Martín parpadeó. ¿Trabajar con Luz en un proyecto público de esa magnitud? ¿Dónde su caos se expondría a los ojos de toda la élite de la ciudad? Era su peor pesadilla logística.
—Mamá, no sé si... —Martín intentó protestar.
—¡Oh, vamos, Martín! ¡Será fantástico! —Elena lo interrumpió, con esa autoridad inquebrantable que no admitía objeciones—. Luz necesita esta exposición, y tú necesitas... bueno, necesitas relajarte un poco y ver que no todo tiene que ser un gráfico de barras. Además, ¡ya has invertido en su arte, ahora es momento de mostrarlo!
Luz, que había estado escuchando con interés, asintió con entusiasmo.
—Sería increíble, Martín. Tengo algunas ideas para una instalación que sería... ¡explosiva! —Su mirada se encontró con la de él, y en sus ojos vio una mezcla de genuina emoción y una pizca de diversión al anticipar el pánico de Martín.
Martín suspiró. Sabía que estaba derrotado. Negarse a su madre era un imposible. Negarse a Luz, en ese momento, se sentía extrañamente… indeseable. El proyecto de la gala significaba pasar muchísimas horas juntos, en un entorno ajeno a su control, con Luz en su máxima expresión de caos creativo.

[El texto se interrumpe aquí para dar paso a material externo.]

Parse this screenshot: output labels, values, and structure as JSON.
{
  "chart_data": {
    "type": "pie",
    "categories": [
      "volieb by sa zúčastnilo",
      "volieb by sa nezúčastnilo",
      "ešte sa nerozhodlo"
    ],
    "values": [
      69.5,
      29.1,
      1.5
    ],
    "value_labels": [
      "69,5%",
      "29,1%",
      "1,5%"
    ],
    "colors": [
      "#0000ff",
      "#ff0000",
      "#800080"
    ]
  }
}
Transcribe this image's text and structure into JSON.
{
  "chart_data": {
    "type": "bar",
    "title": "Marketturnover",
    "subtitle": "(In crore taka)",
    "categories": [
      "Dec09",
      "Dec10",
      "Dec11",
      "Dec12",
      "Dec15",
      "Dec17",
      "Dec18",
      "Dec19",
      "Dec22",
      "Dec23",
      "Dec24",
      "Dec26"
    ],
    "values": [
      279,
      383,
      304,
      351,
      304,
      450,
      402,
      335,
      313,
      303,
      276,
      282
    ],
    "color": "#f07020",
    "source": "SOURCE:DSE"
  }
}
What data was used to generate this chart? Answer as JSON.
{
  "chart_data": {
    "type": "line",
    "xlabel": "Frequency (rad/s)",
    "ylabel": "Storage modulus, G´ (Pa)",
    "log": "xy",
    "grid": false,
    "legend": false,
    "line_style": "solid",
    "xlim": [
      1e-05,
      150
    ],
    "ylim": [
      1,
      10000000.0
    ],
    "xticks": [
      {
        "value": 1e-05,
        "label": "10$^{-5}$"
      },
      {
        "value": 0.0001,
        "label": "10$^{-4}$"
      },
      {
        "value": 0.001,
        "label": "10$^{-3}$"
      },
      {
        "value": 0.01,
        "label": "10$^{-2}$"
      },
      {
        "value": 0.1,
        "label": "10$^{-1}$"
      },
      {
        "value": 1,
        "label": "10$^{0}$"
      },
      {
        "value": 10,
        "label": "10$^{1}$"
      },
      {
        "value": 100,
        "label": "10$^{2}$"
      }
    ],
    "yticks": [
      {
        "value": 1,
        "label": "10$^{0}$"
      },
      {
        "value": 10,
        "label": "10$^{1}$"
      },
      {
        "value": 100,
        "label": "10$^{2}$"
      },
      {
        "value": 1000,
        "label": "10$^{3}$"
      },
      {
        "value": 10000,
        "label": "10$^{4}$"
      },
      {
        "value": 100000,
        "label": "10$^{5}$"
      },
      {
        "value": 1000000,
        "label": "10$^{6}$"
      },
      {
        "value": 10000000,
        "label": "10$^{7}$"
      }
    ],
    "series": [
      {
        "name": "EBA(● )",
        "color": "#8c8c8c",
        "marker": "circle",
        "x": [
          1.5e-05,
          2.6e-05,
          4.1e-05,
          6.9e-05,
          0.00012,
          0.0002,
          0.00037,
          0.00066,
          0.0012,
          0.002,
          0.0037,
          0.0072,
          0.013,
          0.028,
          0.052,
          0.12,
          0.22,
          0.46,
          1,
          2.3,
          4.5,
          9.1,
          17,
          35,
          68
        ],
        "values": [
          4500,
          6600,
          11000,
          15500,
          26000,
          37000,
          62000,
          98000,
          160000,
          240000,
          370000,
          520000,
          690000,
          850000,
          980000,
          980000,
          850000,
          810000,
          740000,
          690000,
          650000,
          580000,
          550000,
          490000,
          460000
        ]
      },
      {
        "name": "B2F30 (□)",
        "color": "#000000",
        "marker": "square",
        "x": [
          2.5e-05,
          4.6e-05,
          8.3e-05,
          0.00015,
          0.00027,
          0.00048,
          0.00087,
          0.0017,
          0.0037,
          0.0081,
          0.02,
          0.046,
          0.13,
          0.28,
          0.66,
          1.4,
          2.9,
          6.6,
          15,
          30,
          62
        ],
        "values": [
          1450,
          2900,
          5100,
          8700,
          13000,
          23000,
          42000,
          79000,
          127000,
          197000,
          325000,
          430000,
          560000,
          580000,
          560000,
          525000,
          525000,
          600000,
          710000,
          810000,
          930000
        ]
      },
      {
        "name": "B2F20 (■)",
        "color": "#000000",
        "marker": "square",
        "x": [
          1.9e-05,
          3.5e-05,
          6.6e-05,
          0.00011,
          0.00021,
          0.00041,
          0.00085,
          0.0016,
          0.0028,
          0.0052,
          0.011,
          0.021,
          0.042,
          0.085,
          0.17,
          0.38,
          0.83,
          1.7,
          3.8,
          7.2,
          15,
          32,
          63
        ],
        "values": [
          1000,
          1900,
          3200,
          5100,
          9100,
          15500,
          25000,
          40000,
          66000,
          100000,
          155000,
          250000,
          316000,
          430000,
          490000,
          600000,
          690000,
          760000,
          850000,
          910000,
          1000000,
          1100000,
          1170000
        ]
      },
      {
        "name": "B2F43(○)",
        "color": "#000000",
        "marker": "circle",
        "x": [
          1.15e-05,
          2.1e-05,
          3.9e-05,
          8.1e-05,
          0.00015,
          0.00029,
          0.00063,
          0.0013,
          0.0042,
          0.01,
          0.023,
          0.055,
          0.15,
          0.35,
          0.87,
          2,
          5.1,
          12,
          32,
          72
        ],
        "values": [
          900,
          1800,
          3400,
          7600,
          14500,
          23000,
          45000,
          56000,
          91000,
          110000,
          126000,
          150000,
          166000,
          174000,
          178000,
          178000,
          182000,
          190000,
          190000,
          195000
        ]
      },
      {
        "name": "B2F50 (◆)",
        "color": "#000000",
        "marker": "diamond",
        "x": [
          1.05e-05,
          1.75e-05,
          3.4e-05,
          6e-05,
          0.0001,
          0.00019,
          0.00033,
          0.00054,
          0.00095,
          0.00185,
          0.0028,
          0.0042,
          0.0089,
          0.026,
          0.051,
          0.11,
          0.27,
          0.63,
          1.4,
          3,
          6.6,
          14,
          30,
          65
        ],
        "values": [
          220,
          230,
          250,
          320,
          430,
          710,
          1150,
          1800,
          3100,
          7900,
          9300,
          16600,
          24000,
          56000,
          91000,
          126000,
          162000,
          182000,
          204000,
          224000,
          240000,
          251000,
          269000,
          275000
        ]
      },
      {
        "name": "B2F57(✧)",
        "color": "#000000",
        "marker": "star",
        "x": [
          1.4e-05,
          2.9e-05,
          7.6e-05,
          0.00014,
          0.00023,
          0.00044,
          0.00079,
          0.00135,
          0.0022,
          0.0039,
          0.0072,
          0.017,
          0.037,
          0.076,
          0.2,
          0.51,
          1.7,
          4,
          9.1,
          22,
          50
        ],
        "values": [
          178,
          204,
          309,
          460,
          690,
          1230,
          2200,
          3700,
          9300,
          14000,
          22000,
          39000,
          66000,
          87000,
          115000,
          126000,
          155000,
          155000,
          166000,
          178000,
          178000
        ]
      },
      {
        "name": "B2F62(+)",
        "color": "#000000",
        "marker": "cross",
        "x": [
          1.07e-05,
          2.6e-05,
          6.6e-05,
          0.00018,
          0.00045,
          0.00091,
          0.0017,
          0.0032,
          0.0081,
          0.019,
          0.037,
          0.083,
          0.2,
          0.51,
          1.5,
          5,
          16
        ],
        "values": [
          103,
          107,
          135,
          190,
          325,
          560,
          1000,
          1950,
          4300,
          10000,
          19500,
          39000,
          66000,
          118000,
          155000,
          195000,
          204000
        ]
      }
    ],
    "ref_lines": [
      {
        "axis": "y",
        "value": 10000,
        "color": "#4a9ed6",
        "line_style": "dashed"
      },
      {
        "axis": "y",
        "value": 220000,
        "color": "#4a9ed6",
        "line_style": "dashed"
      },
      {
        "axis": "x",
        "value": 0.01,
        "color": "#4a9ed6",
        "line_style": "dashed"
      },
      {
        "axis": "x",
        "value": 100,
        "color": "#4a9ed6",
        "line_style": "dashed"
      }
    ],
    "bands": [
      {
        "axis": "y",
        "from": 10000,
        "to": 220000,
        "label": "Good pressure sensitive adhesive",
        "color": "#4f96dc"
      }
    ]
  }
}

—De acuerdo, mamá —dijo Martín, con un tono de resignación que apenas ocultaba una extraña y nueva curiosidad—. Lo haremos.
Elena sonrió, complacida. Luz le guiñó un ojo a Martín, y él sintió de nuevo ese cosquilleo en la mejilla, ahora extendiéndose por todo su cuerpo. El orden de su vida, que ya estaba en la cuerda floja, estaba a punto de colapsar por completo. Y por primera vez, Martín no estaba seguro de que quisiera evitarlo.